Die in der Nähe von Wien ansässige Unternehmensberatung Böhm und Bumharter, interviewte zum gleichen Thema 32 Personalmanager, Firmen-Eigentümer, Geschäftsführer und Personalentwickler. Auch in den Augen der Befragten aus Österreich ist Loyalität ein wichtiges Thema. Ausschlaggebend dafür, dass die Mitarbeiter hinter ihrem Unternehmen stehen, seien weniger monetäre Aspekte, sondern der Führungsstil des Managements. Wer seinen Angestellten das Gefühl vermittele, zu dem zu stehen, was er sagt, sie wertzuschätzen und sie in Entscheidungen einzubeziehen, habe gute Chancen, dass sein Team auch in wirtschaftlich schwierigen Zeiten zu ihm halte.
Loyale Mitarbeiter steigern Produktivität
Loyalität in einem Unternehmen kann gefördert werden, bestätigt auch die Münchner Managementberaterin und Expertin im Loyalitätsmarketing Anne M. Schüller. "Es gilt, die richtige Unternehmenskultur zu schaffen. Beispielsweise ist es wichtig, die Angestellten an der Zielfindung zu beteiligen", sagt sie. Auch Probleme und Fehler sollten offen angesprochen werden können.
Das sei der Schlüssel zum Erfolg. "Loyale Mitarbeiter tragen massiv zur Produktivität bei. Sie sind weniger krank und bringen mehr Ideen ein." Loyalität bedeute, emotional mit der Firma verbunden zu sein und fördere das Engagement der Angestellten.
Massstab gilt für alle
"Die Chance zur Weiterbildung ist ebenfalls ein wichtiger Aspekt", wertet Eva Wenzel vom Frankfurter Link-Institut. Wenn Mitarbeiter das Gefühl haben, gefördert zu werden, sind sie zufriedener. Das richtige Betriebsklima ist die eine Sache - doch wirklich loyales Verhalten ist laut Trainerin Gitte Härter vor allem eine Persönlichkeitsfrage.

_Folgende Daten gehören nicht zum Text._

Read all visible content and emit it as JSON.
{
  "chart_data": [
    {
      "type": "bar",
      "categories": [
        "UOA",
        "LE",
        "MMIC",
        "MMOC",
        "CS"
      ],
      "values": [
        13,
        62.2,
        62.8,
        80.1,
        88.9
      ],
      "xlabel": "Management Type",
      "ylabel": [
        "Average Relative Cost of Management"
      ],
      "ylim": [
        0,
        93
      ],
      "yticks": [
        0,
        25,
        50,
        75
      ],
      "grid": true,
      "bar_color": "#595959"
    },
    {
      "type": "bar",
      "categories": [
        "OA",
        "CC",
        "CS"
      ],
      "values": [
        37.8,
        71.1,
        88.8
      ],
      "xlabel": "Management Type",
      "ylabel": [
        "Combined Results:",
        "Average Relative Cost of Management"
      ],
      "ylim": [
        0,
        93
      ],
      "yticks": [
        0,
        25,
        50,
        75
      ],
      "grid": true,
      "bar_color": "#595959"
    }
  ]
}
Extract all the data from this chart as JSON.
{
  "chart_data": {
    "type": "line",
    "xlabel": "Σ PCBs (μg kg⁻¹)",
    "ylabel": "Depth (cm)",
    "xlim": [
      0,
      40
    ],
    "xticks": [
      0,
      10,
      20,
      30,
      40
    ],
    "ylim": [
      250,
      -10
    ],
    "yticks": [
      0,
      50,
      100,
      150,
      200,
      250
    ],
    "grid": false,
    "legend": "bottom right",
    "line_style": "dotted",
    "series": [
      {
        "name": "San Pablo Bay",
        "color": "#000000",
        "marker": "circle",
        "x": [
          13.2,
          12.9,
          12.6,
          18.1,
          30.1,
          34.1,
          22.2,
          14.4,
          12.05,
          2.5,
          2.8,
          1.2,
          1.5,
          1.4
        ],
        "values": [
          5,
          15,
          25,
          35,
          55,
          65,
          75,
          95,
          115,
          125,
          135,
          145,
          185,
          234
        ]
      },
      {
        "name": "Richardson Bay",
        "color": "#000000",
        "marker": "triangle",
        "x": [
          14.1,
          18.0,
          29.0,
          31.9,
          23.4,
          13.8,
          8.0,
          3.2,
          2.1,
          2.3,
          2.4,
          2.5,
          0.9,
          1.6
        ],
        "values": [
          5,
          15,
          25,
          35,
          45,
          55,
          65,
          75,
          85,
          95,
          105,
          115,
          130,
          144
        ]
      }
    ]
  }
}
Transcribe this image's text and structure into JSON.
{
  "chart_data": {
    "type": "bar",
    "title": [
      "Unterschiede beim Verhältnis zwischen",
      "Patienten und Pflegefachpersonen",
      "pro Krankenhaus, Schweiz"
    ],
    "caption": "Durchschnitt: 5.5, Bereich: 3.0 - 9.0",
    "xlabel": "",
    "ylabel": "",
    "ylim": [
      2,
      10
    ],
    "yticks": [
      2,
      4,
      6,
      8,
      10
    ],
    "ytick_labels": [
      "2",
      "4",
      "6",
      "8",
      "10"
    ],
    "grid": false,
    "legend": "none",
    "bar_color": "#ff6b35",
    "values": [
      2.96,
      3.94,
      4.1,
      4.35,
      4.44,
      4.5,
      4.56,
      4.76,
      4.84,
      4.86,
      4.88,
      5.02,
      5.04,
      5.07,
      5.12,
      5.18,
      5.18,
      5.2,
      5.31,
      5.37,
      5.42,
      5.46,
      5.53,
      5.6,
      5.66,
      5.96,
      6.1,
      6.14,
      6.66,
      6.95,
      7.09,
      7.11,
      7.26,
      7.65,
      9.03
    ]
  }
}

"Das ist wie mit der Ehrlichkeit, entweder man ist es oder nicht", beschreibt sie. Viele ihrer Seminarteilnehmer erklärten, dass sie Kollegen gegenüber loyal sein könnten, aber nicht gegenüber dem Vorgesetzten. Auch die Abteilungszugehörigkeit spiele oft eine Rolle, nach dem Motto "Die Buchhaltung ist toll, doch das Marketing macht nur Unsinn".
Blinde Loyalität ist falsch
"Daran kann man als Mitarbeiter aber arbeiten. Zum Beispiel einfach mal das Gespräch mit dem Chef suchen, wenn man unzufrieden ist", sagt Härter. Das beweise Mut und stärke die Persönlichkeit. Spielchen zu spielen koste hingegen viel Energie und sei mit Ängsten verbunden.
Vorsicht jedoch vor falsch verstandener oder "blinder" Loyalität. "Aus Freundschaft bestimmte Probleme mit Kollegen nicht anzusprechen, ist falsch", erklärt die Fachfrau. Jeder müsste sich zudem auch selbst im Blick behalten. Gitte Härter: "Ich muss nicht der letzte sein, der mit dem Chef auf dem sinkenden Schiff bleibt, nur weil mir die Firma eine Chance gegeben hat."